Things are pretty low when you begin to hear a song by John Mellencamp, poor man’s Bruce Springsteen, and say, “Gee willakers. I never thought of the human existence in that light.”
Song in question: “Jack and Diane” of course, although “Small Town” does have its own poetic nuances. Well, pathetic nuances.
Yes, I believe that what I’m going through is a life crisis of some denomination. The largest one I can think of is “quarter-life” but I don’t want to sell myself short. I intend to see my 120th birthday and my grandchildren’s grandchildren’s grandchildren (grandchildren cubed,) so let’s call it a “sexta-life crisis.”
Senior year’s been kinda weird. Life itself didn’t change completely — I didn’t start to breathe hydrogen nor sprout extra hands out of my chest, although I’ve often thought chest hands would be a great and practical anatomical addition. But last weekend when I went to the cesspool of Syracuse to check out what I’ve been told is “The fourth largest mall in America” with its 1.5 million square feet of soul-sucking mallish awfulness, I had to start considering whether or not to buy certain things based on the fact that my future employer may not look kindly upon things that my friends refer to as “hooker chic.”
Mostly, though, I kind of feel like I’ve done everything I set out to do in college. I learned four languages, and saw over 50 concerts. I interviewed all my favorite bands as well as other idols of mine (Tina Fey!), traveled over 2/3 of the inhabitable continents, scraped by in classes doing my reading while watching marathon sessions of “Friday Night Lights” (R.I.P.), visited most all my friends at their schools on approximately 25 road trips, partook in all sorts of activities that may or may not be legal in the state of New York (technicalities, really), tried to get out of Ithaca as much as possible, tried to become Ithaca-like as much as possible, wore sweatpants for an entire calendar year, made friends, got rid of friends, hated humanity, loved the world. I wrote down a list of 100 things I wanted to do not only at Cornell or during college but in life, and I actually did them all, with the exception of driving a hearse and driving the Popemobile (or both at the same time).

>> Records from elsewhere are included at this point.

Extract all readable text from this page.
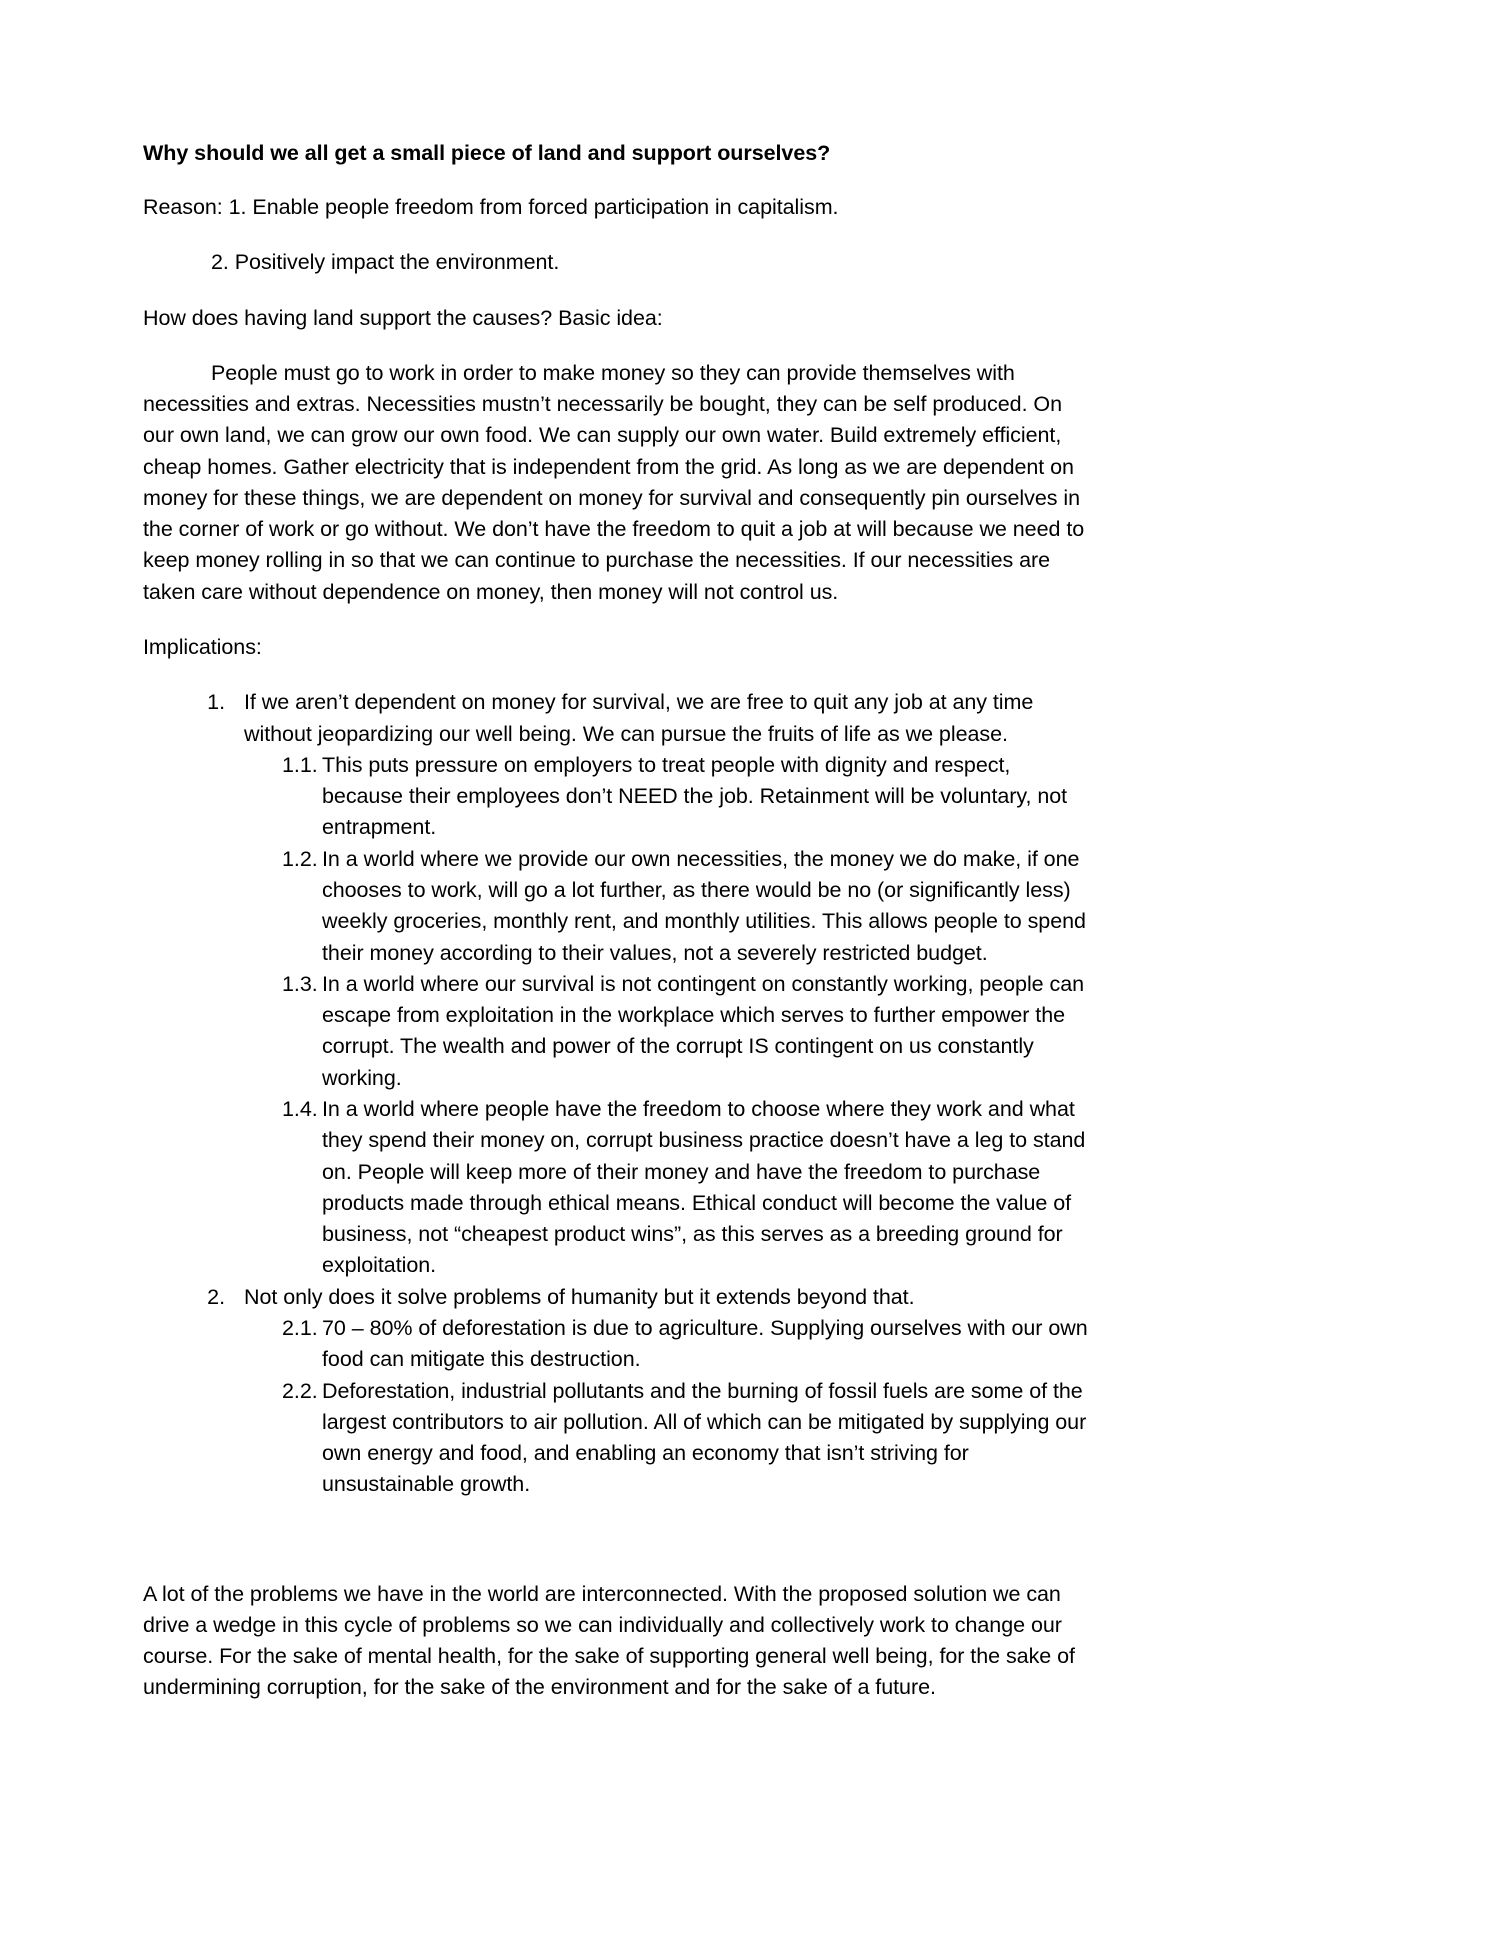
Why should we all get a small piece of land and support ourselves?

Reason: 1. Enable people freedom from forced participation in capitalism.

2. Positively impact the environment.

How does having land support the causes? Basic idea:

People must go to work in order to make money so they can provide themselves with necessities and extras. Necessities mustn’t necessarily be bought, they can be self produced. On our own land, we can grow our own food. We can supply our own water. Build extremely efficient, cheap homes. Gather electricity that is independent from the grid. As long as we are dependent on money for these things, we are dependent on money for survival and consequently pin ourselves in the corner of work or go without. We don’t have the freedom to quit a job at will because we need to keep money rolling in so that we can continue to purchase the necessities. If our necessities are taken care without dependence on money, then money will not control us.

Implications:

1. If we aren’t dependent on money for survival, we are free to quit any job at any time without jeopardizing our well being. We can pursue the fruits of life as we please.
1.1. This puts pressure on employers to treat people with dignity and respect, because their employees don’t NEED the job. Retainment will be voluntary, not entrapment.
1.2. In a world where we provide our own necessities, the money we do make, if one chooses to work, will go a lot further, as there would be no (or significantly less) weekly groceries, monthly rent, and monthly utilities. This allows people to spend their money according to their values, not a severely restricted budget.
1.3. In a world where our survival is not contingent on constantly working, people can escape from exploitation in the workplace which serves to further empower the corrupt. The wealth and power of the corrupt IS contingent on us constantly working.
1.4. In a world where people have the freedom to choose where they work and what they spend their money on, corrupt business practice doesn’t have a leg to stand on. People will keep more of their money and have the freedom to purchase products made through ethical means. Ethical conduct will become the value of business, not “cheapest product wins”, as this serves as a breeding ground for exploitation.
2. Not only does it solve problems of humanity but it extends beyond that.
2.1. 70 – 80% of deforestation is due to agriculture. Supplying ourselves with our own food can mitigate this destruction.
2.2. Deforestation, industrial pollutants and the burning of fossil fuels are some of the largest contributors to air pollution. All of which can be mitigated by supplying our own energy and food, and enabling an economy that isn’t striving for unsustainable growth.

A lot of the problems we have in the world are interconnected. With the proposed solution we can drive a wedge in this cycle of problems so we can individually and collectively work to change our course. For the sake of mental health, for the sake of supporting general well being, for the sake of undermining corruption, for the sake of the environment and for the sake of a future.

But good ole Jack Cougar Mellencamp once wrote, “Oh yeah, life goes on. Long after the thrill of living is gone.”
If you want to make fun of me, go ahead. Upon the realization that I was actually listening to John Mellencamp, I lost all remaining self-respect anyway. But if you, like I, feed off adventures like a trailer trash vampire in True Blood, then eventually, probably by your senior year, the thrill will be gone and you’ll become tolerant where you used to get high, so to speak. I suppose B.B. King also said “The thrill is gone”, and claiming that my grand epiphany came to me from the diabetic blues master would have left me with a lot more street cred, but I’ve always been an honest-type person, so I told you from whence my inspiration really came. John Mellencamp. At a Hangover’s concert. And I didn’t wash my hands after I used the restroom.
So, since life goes on, and hedonistic-self-life-coach may or may not be working for me as an occupation, I’ve decided I have three options.
Option 1: Take up Religion.
This seems to really be something people get passionate about and I’ve decided that “heaven” sounds like a “place” that I’d like to “live in eternally.” I love Denzel Washington and Billy Ray Cyrus so I’m thinking Pentecostalism is right for me. It would probably take up a lot of my time, and also I am always into learning new languages, like tongue-speaking. Additionally, rock music has bereft me of the ability to dance, so not being allowed to dance in public, a plus.
Option 2: Take Up a Baby.
This also seems like it would take up a lot of my time. Though I currently have a freshman protégé, (who just told me she doesn’t read any of my columns — her name is Alicia and she loves strangers that touch her,) who I am trying to shape in my image, I feel like someone littler and more malleable (like the soft spots on their heads) would be easier. And I babysat that one time when I was 11, so it should be a simple transition.
Option 3: Take up a Do-Gooder Alternative Lifestyle
Well, this is troublesome because I have a very heightened sense of smell. This comes from my father, who steps into a room and can name the last edible object that was present there. We’re suspicious that our genes have been mixed with canine. Thus, hospitals, or anywhere that smells like old people or things old people might eat are not acceptable to me. Children tend to sneeze all over themselves and not wash their hands, so that’s out of the question too (unless the child has my genetic makeup, as in Option 2, whereupon sneezing can be systematically phased out).
Thus, I am left with animals, to whom, as I mentioned, I might be related anyway. Mom says if I get a pet in college she’ll disown me, so volunteering with animals might just be crazy enough to work. I have visions of Homeward Bound where all the dogs and cats talk to each other with Michael J. Fox’s voice and have adventures in San Francisco. Oh wow, if the animals can teach me their adventures, I’ll be back on track.
So thanks, John Cougar Mellencamp, the personification of mid-life crisis. I should have known you’d show me the way. You’re part animal too.